What is God to me? This is the first question that rises up to an inquiring soul. And the second is like unto it,-What am I to God? On these two questions hang all religion, as well as all joy and life to the immortal spirit.
If God is for me, and I am for God, all is well. If God is not for me, and if I am not for God, all is ill (Rom 8:31). If He takes my side, and if I take His, there is nothing to fear, either in this world or in that which is to come. If He is not on my side, and if I am not on His, then what can I do but fear? Terror in such a case must be as natural and inevitable as in a burning house or a sinking vessel.

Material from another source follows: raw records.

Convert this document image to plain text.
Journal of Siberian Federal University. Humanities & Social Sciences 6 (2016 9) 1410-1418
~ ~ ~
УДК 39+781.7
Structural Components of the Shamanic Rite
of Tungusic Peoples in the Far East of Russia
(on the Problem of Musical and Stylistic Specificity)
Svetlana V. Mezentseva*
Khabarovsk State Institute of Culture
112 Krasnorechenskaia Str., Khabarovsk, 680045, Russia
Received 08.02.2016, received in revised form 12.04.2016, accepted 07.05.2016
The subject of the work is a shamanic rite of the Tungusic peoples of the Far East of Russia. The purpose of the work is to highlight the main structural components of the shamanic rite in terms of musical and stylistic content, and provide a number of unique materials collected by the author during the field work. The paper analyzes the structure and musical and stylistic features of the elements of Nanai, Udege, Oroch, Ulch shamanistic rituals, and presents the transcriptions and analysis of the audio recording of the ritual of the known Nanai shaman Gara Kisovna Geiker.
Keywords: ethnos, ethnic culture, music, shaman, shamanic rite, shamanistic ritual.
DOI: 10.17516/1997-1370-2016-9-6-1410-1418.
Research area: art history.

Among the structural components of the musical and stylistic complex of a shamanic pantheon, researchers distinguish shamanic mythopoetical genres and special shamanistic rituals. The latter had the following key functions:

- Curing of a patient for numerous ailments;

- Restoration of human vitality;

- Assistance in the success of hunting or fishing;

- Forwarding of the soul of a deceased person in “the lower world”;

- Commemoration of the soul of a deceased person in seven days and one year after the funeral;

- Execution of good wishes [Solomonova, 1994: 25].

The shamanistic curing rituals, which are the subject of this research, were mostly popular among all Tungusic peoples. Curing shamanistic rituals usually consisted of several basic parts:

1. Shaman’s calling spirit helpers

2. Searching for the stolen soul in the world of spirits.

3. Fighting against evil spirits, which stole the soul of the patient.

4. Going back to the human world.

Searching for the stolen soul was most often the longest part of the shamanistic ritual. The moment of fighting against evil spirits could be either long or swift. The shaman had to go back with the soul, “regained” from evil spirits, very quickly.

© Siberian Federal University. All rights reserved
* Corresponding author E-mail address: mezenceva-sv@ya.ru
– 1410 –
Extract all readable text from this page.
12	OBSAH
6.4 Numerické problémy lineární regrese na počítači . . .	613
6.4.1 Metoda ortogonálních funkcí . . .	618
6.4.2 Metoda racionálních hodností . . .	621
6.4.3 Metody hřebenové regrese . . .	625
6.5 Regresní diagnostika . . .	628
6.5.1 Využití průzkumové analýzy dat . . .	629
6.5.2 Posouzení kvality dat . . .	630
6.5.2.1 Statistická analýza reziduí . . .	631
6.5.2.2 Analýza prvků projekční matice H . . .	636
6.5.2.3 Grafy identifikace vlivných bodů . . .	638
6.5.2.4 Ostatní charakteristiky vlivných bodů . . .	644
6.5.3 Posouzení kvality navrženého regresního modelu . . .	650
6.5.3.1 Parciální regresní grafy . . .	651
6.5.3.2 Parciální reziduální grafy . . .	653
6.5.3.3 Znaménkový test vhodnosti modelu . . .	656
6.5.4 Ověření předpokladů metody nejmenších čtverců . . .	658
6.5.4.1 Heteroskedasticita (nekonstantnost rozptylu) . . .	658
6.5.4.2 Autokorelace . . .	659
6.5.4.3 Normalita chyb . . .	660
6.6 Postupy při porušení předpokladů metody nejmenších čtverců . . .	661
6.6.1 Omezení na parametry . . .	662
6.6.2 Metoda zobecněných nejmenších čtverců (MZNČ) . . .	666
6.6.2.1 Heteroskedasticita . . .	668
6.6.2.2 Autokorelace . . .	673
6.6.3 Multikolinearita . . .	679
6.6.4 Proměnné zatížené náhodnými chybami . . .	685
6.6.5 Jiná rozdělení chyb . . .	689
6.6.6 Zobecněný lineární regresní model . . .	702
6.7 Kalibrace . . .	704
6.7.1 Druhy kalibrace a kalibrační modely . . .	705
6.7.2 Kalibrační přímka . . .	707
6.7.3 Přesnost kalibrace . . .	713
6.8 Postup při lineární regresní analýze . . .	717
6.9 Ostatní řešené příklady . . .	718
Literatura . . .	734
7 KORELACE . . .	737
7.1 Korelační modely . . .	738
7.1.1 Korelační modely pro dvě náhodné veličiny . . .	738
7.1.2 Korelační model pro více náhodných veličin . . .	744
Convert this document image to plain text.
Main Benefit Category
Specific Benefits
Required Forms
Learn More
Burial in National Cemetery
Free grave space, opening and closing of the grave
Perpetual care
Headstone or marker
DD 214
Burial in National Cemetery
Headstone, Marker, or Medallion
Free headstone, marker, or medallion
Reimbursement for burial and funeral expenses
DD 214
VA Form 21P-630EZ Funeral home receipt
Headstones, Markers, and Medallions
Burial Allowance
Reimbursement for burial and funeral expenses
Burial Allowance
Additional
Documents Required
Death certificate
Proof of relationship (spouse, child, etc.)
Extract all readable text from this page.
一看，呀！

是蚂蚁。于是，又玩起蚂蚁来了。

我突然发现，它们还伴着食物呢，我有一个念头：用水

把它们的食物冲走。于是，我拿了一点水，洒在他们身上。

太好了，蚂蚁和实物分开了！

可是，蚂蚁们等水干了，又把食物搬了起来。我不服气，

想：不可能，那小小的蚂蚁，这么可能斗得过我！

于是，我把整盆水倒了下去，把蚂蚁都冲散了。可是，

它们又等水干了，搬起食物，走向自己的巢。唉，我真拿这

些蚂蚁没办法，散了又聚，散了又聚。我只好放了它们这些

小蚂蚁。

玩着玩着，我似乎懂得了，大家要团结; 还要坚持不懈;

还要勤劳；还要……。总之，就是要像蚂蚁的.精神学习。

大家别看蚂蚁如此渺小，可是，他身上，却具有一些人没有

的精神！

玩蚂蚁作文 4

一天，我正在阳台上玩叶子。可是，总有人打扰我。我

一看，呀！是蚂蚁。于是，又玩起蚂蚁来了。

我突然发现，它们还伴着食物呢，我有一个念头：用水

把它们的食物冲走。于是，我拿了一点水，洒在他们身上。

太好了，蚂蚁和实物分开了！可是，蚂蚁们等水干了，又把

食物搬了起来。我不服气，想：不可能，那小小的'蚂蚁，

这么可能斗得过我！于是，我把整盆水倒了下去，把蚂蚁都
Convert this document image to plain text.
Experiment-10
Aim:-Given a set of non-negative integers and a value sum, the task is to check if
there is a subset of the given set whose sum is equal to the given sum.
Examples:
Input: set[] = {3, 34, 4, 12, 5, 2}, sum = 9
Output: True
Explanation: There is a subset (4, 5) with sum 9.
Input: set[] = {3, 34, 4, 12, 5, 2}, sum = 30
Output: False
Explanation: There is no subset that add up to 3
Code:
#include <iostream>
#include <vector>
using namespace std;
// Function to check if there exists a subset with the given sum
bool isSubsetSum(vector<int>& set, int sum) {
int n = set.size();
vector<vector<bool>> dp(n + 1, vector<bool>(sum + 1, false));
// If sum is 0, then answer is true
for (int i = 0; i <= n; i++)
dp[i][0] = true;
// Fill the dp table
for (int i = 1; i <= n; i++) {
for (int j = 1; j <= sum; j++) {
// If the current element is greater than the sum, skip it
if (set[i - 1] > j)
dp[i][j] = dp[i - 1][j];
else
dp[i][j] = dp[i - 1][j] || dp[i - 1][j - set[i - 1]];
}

Or, if I do not know whether God is for me or not, I can have no rest. In a matter such as this, my soul seeks certainty, not uncertainty. I must know that God is for me, else I must remain in the sadness of unrest and terror. In so far as my actual safety is concerned, everything depends on God being for me; and in so far as my present peace is concerned, everything depends on my knowing that God is for me. Nothing can calm the tempest of my soul, save the knowledge that I am His, and that He is mine.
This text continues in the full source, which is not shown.